PACITAN – Musim penghujan mulai berlalu. Namun, menyisakan masalah baru di Pacitan. Beberapa ruas jalan dihiasai lubang beragam ukuran. Termasuk jalan kabupaten. Salah satunya di ruas Desa Sambong, Pacitan. Jalur alternatif itu retak dan berlubang. ‘’Banyak lubangnya. Siang saja bahaya. Apalagi malam saat kondisi gelap,’’ kata Brahmantyo, salah seorang pengguna jalan, Rabu (8/5).

Menurut dia, kerusakan terjadi sejak beberapa bulan lalu. Bahkan, sebelum memasuki musim penghujan. Awalnya lubang-lubang kecil. Sat m,usim penghujan lalu, beberapa lubang jalan kian menganga dan membahayakan. Sebagian warga setempat pun menambal lubang dengan urukan tanah seadanya. ‘’Rusaknya langsung banyak,’’ ungkapnya.
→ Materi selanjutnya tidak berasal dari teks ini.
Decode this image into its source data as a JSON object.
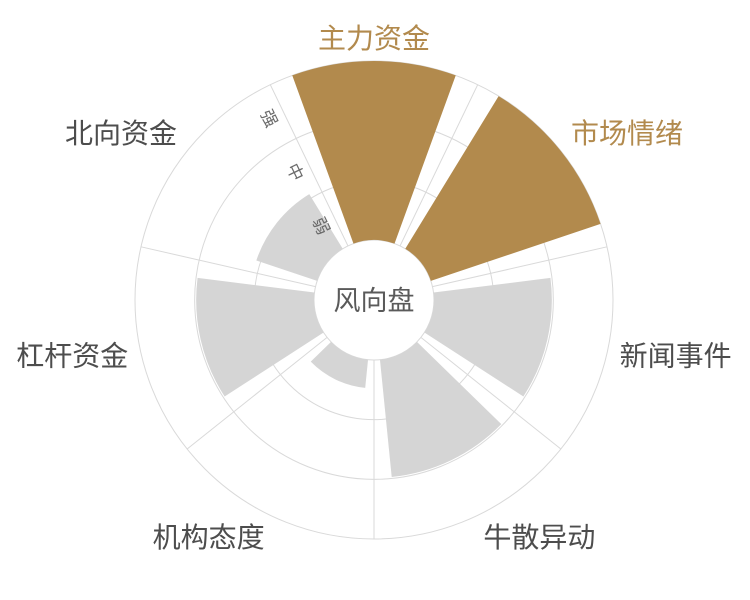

Dirinya berharap pemerintah setempat segera memperbaikinya. Pasalnya, jalan itu juga dilintasi kendaraan besar. Dia khawatir, jika tak segera diperbaiki kendaraan bertonase besar yang melintas bakal memperparah kerusakan. Sehingga, semakin berbahaya. Terlebih minim penerangan saat malam hari. ‘’Banyak juga kendaran proyek yang lewat. Sebab ini jalur alternatif Pacitan-Ponorogo tanpa harus lewat kota,’’ jelasnya.

Selain di Sambong, kerusakan jalan usai penghujan juga terjadi di Desa Plumbungan, Pacitan. Aspal jalan mengelupas hingga beberapa ratus meter. Parahnya lagi, jalur tersebut juga menanjak hingga membahayakan pengendara yang melintas. ‘’Semakin parah setelah penghujan. Dulu hanya rusak sedikit,’’ sebut Sulamin, salah seorang warga setempat.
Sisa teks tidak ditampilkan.